Multiple Sclerosis

How to Treat an MS Flare-Up


You can go years without a relapse; here’s what to do when you experience one

If you have relapsing-remitting multiple sclerosis (MS), you can go long stretches—even years—without experiencing a change in your symptoms. Then, boom: Something happens.
First, determine if what you’re feeling is actually a relapse:
You develop a new symptom. For example, you’ve never had vision problems, and now you can’t see clearly out of one of your eyes.
Symptoms last for 24 hours or longer. A relapse means a change in your brain, called a lesion. If what you’re experiencing lasts less than 24 hours, it’s not a relapse.
A problem you’ve been having all along gets worse. You’ve had numbness in your left leg, but now you can’t feel anything below your knee.
Symptoms level off after a while.
Flare-ups can last for days, months or a year. You’ll usually improve, but it could be slow going. And you might not recover completely.
You can’t prevent MS relapses, but you can take steps to treat them:
Take your medication as directed.
Track your symptoms. Talk to your doctor if you notice breakthrough events; it could mean your medication has stopped working.
Get proper rest. If you’re overworked, stressed or not getting enough sleep, MS symptoms could be more troublesome.

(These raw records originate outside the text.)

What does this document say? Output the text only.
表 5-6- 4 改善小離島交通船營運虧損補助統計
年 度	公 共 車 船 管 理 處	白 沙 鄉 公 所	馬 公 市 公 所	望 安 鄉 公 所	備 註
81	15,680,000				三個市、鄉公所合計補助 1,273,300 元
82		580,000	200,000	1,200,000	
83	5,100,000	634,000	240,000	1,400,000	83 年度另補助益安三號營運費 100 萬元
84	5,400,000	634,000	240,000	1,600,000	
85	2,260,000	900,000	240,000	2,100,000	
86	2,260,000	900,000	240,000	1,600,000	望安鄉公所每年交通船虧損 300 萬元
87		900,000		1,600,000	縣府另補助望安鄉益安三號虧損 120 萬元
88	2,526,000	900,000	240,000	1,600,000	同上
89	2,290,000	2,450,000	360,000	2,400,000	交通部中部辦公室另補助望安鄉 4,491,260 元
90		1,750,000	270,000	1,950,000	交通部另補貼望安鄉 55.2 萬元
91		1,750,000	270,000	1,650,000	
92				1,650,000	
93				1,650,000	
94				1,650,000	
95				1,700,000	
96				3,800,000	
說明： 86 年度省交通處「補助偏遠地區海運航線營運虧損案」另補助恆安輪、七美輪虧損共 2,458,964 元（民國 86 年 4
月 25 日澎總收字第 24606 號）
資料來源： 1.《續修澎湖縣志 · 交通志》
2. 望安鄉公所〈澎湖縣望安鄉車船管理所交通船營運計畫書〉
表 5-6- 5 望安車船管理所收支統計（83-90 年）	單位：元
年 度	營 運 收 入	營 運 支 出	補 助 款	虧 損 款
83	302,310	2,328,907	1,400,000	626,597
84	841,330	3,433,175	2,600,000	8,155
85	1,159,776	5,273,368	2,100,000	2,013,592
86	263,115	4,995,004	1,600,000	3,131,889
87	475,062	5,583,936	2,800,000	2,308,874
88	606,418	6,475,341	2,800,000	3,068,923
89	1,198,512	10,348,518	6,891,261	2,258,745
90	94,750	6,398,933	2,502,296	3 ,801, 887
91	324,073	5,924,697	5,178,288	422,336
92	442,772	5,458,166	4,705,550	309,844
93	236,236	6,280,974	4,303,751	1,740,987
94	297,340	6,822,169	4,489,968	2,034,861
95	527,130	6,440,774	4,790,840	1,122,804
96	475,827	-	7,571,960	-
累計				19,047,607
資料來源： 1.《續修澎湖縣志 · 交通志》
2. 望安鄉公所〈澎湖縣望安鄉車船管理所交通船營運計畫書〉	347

Many find that exercise helps to manage symptoms better.
If you smoke, stop. Smokers lose brain tissue faster than nonsmokers, say the experts. Ease up on alcohol, too.
If your coping strategies aren’t working, your neurologist may need to step in. He or she may:
Send you to physical therapy. These exercises will help you recover the use of a leg or hand.
Put you on steroids. If you suddenly aren’t able to walk or see, steroids (usually through an IV or lots of pills for three to five days) will make you feel better fast.
Perform a plasma exchange. This process—where some of the blood is removed from your body, blood cells and plasma are separated, blood cells mixed with a fluid that replaces the plasma and then transfused back into your body—may treat a severe flare-up if high-dose steroids aren’t doing the trick.
Though you should be good to yourself during a flare-up, you should try to go about your daily activities as much as possible. In other words, don’t overdo it, but don’t give up, either.